Minha vida já não é mais a mesma. Eu já não me reconheço, as pessoas já não me reconhecem. Eu quase nem consigo me lembrar de quem eu era, com certeza não sei mais quem eu sou e quem eu serei daqui pra frente. Pensar no passado, presente e futuro é algo aterrorizante, diante das incertezas.
Minha amiga, é isso que ela pensa que é, é esse o papel que ela quer assumir em minha vida e, de certa forma, ela obteve êxito em sua missão.
Hoje, demasiadamente cansada, eu a estou deixando viver o seu papel em paz. Talvez assim, sem tantas brigas e lutas frustradas, eu sofra menos.

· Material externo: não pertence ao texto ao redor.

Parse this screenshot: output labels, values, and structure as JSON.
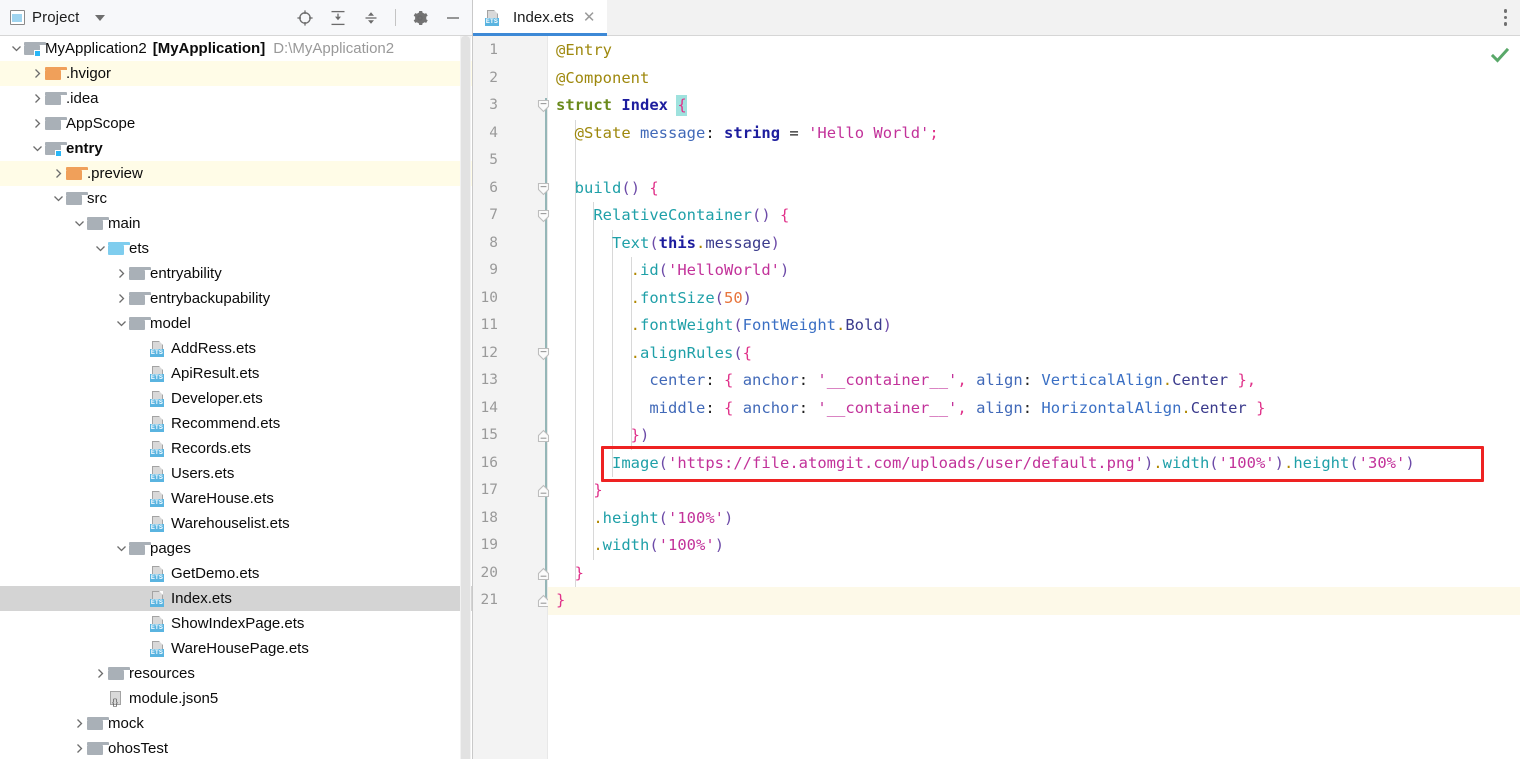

Ela agora se faz de mais contida, recatada, singela, mas se faz sempre presente em minha vida, acompanha-me em todos os momentos, aconselha-me, mostra-me a vida como ela é. Companheira de todas as horas, na solidão, na tristeza, na alegria, nas comemorações, nas escolhas, nas descobertas...somos inseparáveis. As vezes me permite fechar os olhos e descansar um pouco, ela é muito ativa e exigente, quer-me sempre em prontidão a ela. As vezes me permite sonhar, mas logo me traz de volta a realidade, pois de sonhos ninguém vive, ela é bem centrada e realista. Em alguns momentos me permite sorrir, brincar, soltar-me, parecer feliz, mas só um pouco, pois isso não foi feito pra mim e ela quer me proteger das ilusões.
Ela está aqui agora, realmente se faz presente. É uma amiga mesmo! Bom, ao menos, o que posso dizer é que é a amiga que tenho. A ela eu disse: __ Depressão, eu não escolhi que você fizesse parte da minha vida, não te escolhi como companheira, mas você não me deu escolha, então, se vamos conviver juntas, se a você tenho que aceitar, ao menos me deixe compartilhar um pouco de nossa história juntas. E, portanto, aqui estou, falando um pouquinho de nós duas, com a permissão dela, que por instantes me deu livre arbítrio, mas que ao mesmo tempo fez-se presente nessas palavras.